Tutorial on Friction Coefficient Formulas & Applications

[rculley1970]

Is there a link someone can provide that has a good tutorial on friction coefficient formulas and when to apply them. I seem to be having problems with this topic.

Everyone knows the old M1 and M2 connected by a string and pully question. That is on a level surface. But if the surface is tilted backward so the corner now makes a 53 degree angle instead of 90 how do I go about finding the acceleration. Is it the same way as before but with something else added into it besides the kinetic friction?

I have been working on physics all day and my brain is about to boil over.

Thank you.

 

[rculley1970]

problem:

a car is traveling at 65.0km/h on a flat highway. coefficient of friction between road and tires is 0.15, what is the minimum distance in which the car will stop.

I am assuming that I start out with:
.15(9.8)=a which = 1.47m/s^2

plug that into:
V^2=V0^2+2a(deltaX) and solve for deltaX.

is this a fairly accurate way to solve it?

 

[rculley1970]

I come up with:

a=1.47m/s^2
deltaX = 1437 m

 

[topsquark]

problem:

a car is traveling at 65.0km/h on a flat highway. coefficient of friction between road and tires is 0.15, what is the minimum distance in which the car will stop.

I am assuming that I start out with:
.15(9.8)=a which = 1.47m/s^2

plug that into:
V^2=V0^2+2a(deltaX) and solve for deltaX.

is this a fairly accurate way to solve it?

Wait a minute! Hold the Ferrari! The unit police are here!

In order to calculate the force due to friction you need a normal force. You said:

I am assuming that I start out with:
.15(9.8)=a which = 1.47m/s^2

I presume the 9.8 is g, but g has units of acceleration, not force!
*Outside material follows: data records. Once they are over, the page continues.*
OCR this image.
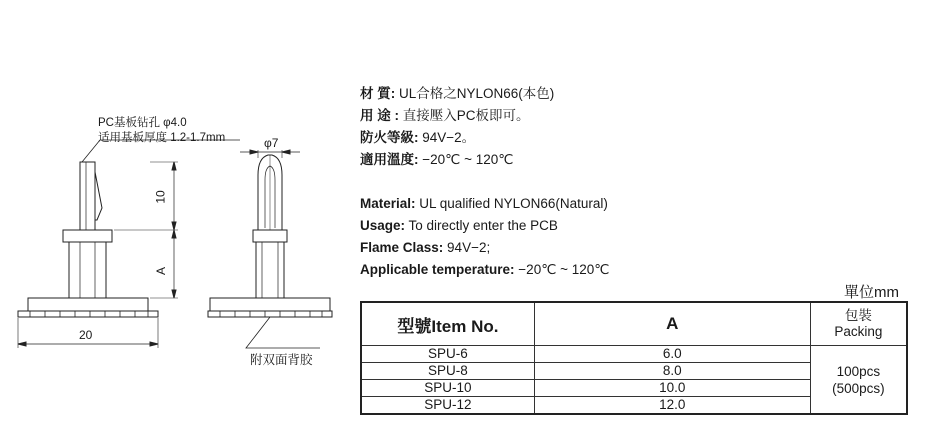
PC基板钻孔 φ4.0
适用基板厚度 1.2-1.7mm
10
A
20
φ7
附双面背胶
材 質: UL合格之NYLON66(本色)
用 途 : 直接壓入PC板即可。
防火等級: 94V−2。
適用溫度: −20℃ ~ 120℃
Material: UL qualified NYLON66(Natural)
Usage: To directly enter the PCB
Flame Class: 94V−2;
Applicable temperature: −20℃ ~ 120℃
單位mm
型號Item No.	A	包裝
Packing

SPU-6	6.0	100pcs
(500pcs)

SPU-8	8.0	
SPU-10	10.0	
SPU-12	12.0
The normal force in this case, all things like wind resistance etc. being neglected, will be mg. Try using a round figure for the mass, such as 1500 kg maybe? (My estimates for masses are never great, but I think that's reasonable.)

Other than that, you're golden.

-Dan

 

[rculley1970]

The problem does not show any mass. The equation I get out of the book is:

(coefficient of k)(g)=a

Therefore, from the only given data from the problem:

(.15)(9.8) = a = 1.47m/s^2

 

[rculley1970]

Is that the correct answer for the problem? I have been working it out but putting it into the online answer form keeps saying it is wrong. For the friction of .15 I am getting a stopping distance of 1438 m. The problem asks for the answer in 3 significant figures only. I can't figure this out.

Please help.

 

[andrewchang]

i don't know if it's the right answer, but if you only need 3 significant figures, you're going to need to get rid of the 8. Round to the nearest 10 and you get 1440 m. (which has 3 sigfigs)

 

[andrewchang]

actually, it's the wrong answer. notice that the speed of the car is given in kilometers per hour, while your calculations are in meters per second. so, you should first convert the kilometers per hour to meters per second, and then do the problem

 

[rculley1970]

no, that didn't work. I think it's the answer. I am doing something wrong but can't figure it out. I have to submit the work in 30 minutes so i guess I will leave it blank and find out the hard way.

 

[andrewchang]

did you see my post just now?

 

[rculley1970]

I just did, recalculated, and it worked. Thank you very much andrew. I can't believe it was such a small detail that turned it into such a huge problem. Once again, thank you very much.